Kasper ha chiesto, prima di tutto, di guardare il problema dei divorziati risposati anche dal punto di vista di chi soffre e chiede aiuto. Essi devono essere invitati a partecipare alla vita della Chiesa. È evidente a molti il fatto che ci sono casi in cui ogni ragionevole tentativo di salvare il matrimonio risulta vano. C’è eroismo dei coniugi abbandonati che rimangono soli e vanno avanti soli, crescendo i figli. Ma molti altri ex coniugi abbandonati, anche per il bene dei figli, si risposano civilmente e non possono rinunciare al nuovo matrimonio senza nuove colpe. La Chiesa, ha spiegato Kasper, non può proporre una soluzione diversa o contraria alle parole di Gesù. L’indissolubilità di un matrimonio sacramentale e l’impossibilità di un nuovo matrimonio mentre il precedente partner è in vita non può essere abbandonata o sciolta sulla base di un richiamo alla misericordia. Anche perché, ha fatto notare il cardinale, misericordia e fedeltà vanno insieme. Kasper ha fatto però notare che non esiste situazione umana assolutamente priva di speranza e di soluzione.

Per quanto l’uomo possa cadere in basso, non potrà mai cadere al di sotto della misericordia di Dio. La via proposta da Kasper è quella indicata dal Concilio Vaticano II: certo che c’è la dottrina ma questa, come ha ribadito a Paolo Rodari, vaticanista de La Repubblica «non è una laguna stagnante quanto un fiume che scorre, una tradizione che vive insomma, occorre anche distinguere bene fra ciò che è dottrina e ciò che invece è disciplina. Tutti i Concili ecumenici prima del Vaticano II hanno fatto questa differenza fondamentale, riconoscendo che la disciplina può cambiare quando le situazioni mutano.

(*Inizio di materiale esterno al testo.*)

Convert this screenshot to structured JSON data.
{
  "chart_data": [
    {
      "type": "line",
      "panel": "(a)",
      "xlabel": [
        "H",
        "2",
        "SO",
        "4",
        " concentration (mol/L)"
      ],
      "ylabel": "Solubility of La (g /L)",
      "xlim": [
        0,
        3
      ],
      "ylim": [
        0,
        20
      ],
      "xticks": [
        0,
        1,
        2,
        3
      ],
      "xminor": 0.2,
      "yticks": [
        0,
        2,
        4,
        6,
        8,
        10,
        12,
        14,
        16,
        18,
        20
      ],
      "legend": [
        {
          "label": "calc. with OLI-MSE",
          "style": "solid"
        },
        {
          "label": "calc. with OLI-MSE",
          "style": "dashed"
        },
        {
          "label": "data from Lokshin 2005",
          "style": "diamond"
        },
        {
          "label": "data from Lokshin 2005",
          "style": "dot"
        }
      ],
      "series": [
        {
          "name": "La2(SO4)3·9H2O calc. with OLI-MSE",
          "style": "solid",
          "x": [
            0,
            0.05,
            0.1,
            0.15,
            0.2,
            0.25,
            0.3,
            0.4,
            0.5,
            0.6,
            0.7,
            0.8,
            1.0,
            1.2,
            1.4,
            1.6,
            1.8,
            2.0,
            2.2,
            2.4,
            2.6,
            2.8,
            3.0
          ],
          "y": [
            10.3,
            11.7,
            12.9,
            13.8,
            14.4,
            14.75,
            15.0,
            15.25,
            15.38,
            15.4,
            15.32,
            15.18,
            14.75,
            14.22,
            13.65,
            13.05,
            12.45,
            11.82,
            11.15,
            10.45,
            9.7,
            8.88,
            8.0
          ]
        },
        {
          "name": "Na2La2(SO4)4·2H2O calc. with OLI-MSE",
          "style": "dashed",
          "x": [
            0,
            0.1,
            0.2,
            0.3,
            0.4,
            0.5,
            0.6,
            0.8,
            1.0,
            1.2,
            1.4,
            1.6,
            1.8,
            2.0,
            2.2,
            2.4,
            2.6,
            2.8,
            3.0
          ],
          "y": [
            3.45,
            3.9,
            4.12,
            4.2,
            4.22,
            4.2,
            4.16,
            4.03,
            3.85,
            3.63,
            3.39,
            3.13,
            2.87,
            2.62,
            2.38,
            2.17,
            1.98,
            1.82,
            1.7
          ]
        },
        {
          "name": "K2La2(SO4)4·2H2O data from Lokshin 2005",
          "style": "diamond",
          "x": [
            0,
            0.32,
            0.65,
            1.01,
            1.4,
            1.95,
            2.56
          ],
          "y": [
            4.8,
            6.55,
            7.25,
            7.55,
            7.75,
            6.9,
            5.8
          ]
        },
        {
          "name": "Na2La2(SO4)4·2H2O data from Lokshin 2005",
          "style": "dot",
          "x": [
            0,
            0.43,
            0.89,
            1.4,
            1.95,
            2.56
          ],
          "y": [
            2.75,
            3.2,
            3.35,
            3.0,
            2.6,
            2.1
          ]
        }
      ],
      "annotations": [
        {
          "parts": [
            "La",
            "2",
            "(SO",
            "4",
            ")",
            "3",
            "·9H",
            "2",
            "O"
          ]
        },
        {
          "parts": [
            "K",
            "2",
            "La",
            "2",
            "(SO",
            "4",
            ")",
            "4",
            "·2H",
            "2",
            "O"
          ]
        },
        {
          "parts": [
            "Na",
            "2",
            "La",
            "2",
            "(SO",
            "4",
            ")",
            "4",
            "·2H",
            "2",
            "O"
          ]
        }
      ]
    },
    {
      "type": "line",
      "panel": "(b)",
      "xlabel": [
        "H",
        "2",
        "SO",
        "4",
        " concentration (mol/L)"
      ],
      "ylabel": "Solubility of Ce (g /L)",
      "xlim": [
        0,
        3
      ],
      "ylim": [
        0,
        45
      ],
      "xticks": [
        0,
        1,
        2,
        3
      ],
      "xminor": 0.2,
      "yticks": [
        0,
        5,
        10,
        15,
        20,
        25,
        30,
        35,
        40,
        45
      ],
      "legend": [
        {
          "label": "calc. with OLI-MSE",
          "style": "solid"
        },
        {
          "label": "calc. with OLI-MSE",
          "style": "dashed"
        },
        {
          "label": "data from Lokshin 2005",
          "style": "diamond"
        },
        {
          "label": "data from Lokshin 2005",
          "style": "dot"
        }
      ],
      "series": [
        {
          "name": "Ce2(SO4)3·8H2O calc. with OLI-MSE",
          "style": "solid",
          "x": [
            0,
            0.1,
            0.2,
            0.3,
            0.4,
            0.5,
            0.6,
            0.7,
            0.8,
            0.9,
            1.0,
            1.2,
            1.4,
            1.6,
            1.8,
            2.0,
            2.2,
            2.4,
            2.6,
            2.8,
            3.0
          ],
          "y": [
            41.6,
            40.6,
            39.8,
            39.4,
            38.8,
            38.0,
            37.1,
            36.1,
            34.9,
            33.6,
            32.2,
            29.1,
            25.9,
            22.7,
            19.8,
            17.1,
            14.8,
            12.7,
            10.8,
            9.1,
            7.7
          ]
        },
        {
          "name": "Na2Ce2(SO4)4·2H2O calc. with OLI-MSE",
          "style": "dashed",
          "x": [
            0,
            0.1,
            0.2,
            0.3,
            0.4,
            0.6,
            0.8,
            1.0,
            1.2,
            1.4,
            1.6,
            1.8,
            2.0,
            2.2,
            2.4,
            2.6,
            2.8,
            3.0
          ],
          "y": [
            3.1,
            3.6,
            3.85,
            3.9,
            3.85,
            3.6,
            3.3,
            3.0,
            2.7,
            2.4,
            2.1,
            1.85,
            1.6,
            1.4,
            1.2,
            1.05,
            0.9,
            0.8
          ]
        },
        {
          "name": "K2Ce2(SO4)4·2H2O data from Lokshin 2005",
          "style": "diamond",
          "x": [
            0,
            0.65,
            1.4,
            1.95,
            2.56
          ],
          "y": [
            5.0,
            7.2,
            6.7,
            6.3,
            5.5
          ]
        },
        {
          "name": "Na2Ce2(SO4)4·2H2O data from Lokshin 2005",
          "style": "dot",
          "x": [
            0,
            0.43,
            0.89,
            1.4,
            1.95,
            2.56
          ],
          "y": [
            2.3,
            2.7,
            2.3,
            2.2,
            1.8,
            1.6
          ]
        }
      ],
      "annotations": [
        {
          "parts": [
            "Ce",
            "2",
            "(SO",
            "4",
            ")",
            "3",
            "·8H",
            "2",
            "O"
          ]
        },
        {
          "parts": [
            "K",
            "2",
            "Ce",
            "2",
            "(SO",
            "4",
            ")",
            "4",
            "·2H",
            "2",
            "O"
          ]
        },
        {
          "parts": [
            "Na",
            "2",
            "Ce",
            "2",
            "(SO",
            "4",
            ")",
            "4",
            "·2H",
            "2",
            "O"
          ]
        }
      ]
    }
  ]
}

In merito ai divorziati risposati, ad esempio, fra il Codice del 1917 e il nuovo del 1983 ci sono sviluppi nella disciplina importanti. E, dunque, oggi si può ulteriormente fare nuovi passi in merito. Del resto è il Papa a chiedere dibattito, anche se c’è chi vuole fermarlo».

Interessante è stato anche il riferimento alla chiesa delle origini. Il cardinale teologo ha ricordato quanto succedeva con gli apostati, i cristiani che nella cattività delle persecuzioni, per debolezza, negavano il proprio battesimo. Per costoro – i “lapsi” – la Chiesa aveva sviluppato una pratica penitenziale canonica come una sorta di secondo battesimo, non con l’acqua, ma con le «lacrime della penitenza». Dopo il naufragio del peccato, il naufrago non doveva avere a disposizione una seconda nave, bensì una zattera di salvataggio. Anche per quanto riguarda la prassi matrimoniale, in alcune chiese locali esisteva una consuetudine in base alla quale i cristiani che, pur essendo ancora in vita il loro primo partner, vivevano un secondo legame, dopo un tempo di penitenza avevano a disposizione non un secondo matrimonio (una nuova nave), bensì attraverso la partecipazione alla comunione, una zattera di salvataggio. Ne parlano sia Origene che Basilio il Grande e Gregorio Nazianzeno.

MAI GIUDICARE COME SE AVESSIMO IN MANO UNA GHIGLIOTTINA

Dunque chiedere nuove soluzioni per i divorziati risposati non è contro l’insegnamento della Chiesa. Non è contro la morale né contro la dottrina, ma piuttosto a favore di un’applicazione realistica della dottrina alla situazione attuale. «La Chiesa – ha ricordato ancora il cardinale tedesco – non deve mai giudicare come se avesse in mano una ghigliottina, piuttosto deve sempre lasciare aperto il varco alla misericordia, una via d’uscita che permetta a chiunque un nuovo inizio».